A friend of a friend tried daily driving Ubuntu recently & had a few problems (some of which were gaming related). They eventually switched to Linux Mint and pretty much most of their problems seemed to disappear…
Interesting. I wish I could bring myself to like mint. I’ve typecast myself as an ubuntu-head ever since I went full “Elder Price” with the CDs back at my first dev gig.
I’ve never used mint myself, but I’ve heard good things about it. Last time I used Ubuntu on actual hardware was around 2008 I think. For the most part I’ve been using either Arch, Debian or Fedora…
Having problems with games sometimes is better than having less problems with games at the cost of your system being bloated, slow and designed in such a way that when it breaks you can’t do anything about it besides sfc /scannow and when that doesn’t work as usual, a complete os reinstall. Linux saves me time but that’s only because it’s possible to have the skill to fix all the random issues you run into, unlike with Windows.

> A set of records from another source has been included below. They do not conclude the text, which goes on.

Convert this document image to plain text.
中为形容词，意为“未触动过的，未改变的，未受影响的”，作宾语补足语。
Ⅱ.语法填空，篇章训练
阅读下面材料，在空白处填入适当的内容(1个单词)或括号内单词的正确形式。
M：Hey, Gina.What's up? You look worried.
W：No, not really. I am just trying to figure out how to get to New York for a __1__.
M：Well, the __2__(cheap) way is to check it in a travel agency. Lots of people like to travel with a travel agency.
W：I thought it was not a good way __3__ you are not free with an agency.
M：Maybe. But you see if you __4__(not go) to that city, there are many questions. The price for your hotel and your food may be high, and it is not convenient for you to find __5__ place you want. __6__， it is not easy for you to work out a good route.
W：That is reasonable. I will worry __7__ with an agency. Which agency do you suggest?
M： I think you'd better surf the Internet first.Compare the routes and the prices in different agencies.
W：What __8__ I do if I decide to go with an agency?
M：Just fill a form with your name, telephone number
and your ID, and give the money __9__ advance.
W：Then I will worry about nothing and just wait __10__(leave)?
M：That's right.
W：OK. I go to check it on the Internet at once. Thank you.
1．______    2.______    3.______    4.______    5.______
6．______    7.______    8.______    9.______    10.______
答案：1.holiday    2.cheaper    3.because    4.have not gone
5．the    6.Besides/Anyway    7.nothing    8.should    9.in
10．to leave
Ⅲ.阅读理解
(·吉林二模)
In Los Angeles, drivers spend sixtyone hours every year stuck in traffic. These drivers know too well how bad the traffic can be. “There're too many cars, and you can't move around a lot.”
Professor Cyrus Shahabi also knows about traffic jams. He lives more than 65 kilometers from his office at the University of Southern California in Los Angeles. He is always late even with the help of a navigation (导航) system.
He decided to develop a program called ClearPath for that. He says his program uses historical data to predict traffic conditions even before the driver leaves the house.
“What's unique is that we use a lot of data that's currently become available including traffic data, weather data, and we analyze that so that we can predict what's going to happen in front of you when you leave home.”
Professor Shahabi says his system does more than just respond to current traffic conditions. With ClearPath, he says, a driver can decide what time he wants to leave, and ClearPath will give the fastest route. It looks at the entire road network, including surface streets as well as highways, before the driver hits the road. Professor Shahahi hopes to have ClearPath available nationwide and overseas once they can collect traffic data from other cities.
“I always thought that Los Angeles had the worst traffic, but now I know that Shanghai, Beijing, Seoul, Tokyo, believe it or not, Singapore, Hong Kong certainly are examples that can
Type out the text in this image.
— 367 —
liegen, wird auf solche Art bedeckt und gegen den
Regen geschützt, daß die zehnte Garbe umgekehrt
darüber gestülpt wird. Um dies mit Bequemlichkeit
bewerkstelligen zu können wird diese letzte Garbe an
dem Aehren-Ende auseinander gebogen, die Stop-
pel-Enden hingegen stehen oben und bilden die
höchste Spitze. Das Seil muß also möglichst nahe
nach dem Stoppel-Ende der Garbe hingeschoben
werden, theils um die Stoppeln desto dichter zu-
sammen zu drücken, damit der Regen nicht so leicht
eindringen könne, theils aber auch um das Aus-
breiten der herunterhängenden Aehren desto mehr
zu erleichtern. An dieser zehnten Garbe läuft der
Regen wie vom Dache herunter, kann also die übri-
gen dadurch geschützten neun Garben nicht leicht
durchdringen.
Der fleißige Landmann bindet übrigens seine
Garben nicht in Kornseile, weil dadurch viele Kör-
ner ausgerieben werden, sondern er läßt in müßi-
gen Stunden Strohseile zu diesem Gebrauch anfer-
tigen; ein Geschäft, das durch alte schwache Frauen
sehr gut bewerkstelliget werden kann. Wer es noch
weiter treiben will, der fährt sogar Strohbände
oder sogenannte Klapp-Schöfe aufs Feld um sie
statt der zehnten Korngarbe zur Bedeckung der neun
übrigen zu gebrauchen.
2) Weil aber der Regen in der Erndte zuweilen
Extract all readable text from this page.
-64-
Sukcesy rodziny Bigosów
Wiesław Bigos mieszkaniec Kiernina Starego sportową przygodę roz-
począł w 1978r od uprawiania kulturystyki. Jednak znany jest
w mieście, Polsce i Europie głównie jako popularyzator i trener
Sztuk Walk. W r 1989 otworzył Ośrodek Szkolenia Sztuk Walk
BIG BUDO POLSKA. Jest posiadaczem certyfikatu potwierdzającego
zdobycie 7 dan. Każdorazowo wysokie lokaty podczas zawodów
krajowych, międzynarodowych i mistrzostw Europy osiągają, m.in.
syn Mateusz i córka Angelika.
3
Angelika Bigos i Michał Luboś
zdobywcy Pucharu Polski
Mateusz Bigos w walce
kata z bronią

I’d rather click a button that installed everything to the right place than relying on myself to drag a single thing to a specific folder. Opening a folder first and having to drag is… a drag. That’s my opinion.
Once you know, it is easy. But this random popup with 0 explanation, besides an arrow, is not intuitive at all. In general I like my MacBook Air but I hate MacOS and if it wasn’t apple silicon itd be running linux. Once Asahi or something similar deals with growing pains, it will 100% be doing so.
The original post is a perfectly humorous meme on the idea that “maybe enabling users doing things via gui isn’t a horrible idea”.
Posting a screenshot of someone else’s post, with a clearly negative note, in hopes of provoking… What? A hateful echo chamber around it?
There’s nothing funny here. It essentially just boils down to “look at how dumb this reasonable opinion exaggerated for comedic effect is” which is little more than toxic slander looking for validation.
If I follow this reasoning, I should be running windows. I am not running windows, Ergo, either it is incorrect or I am incorrect. And I refuse to believe I’m incorrect.
The new PC I’m putting together tomorrow won’t go in it. It’s there only really for Skyrims external modding tools that I’ve tried to get working. I have a grandfathered lifetime nexus account, so I’d like to stick with it. LooT, nemesis and resaver, and vortex would be the ones to get working correctly.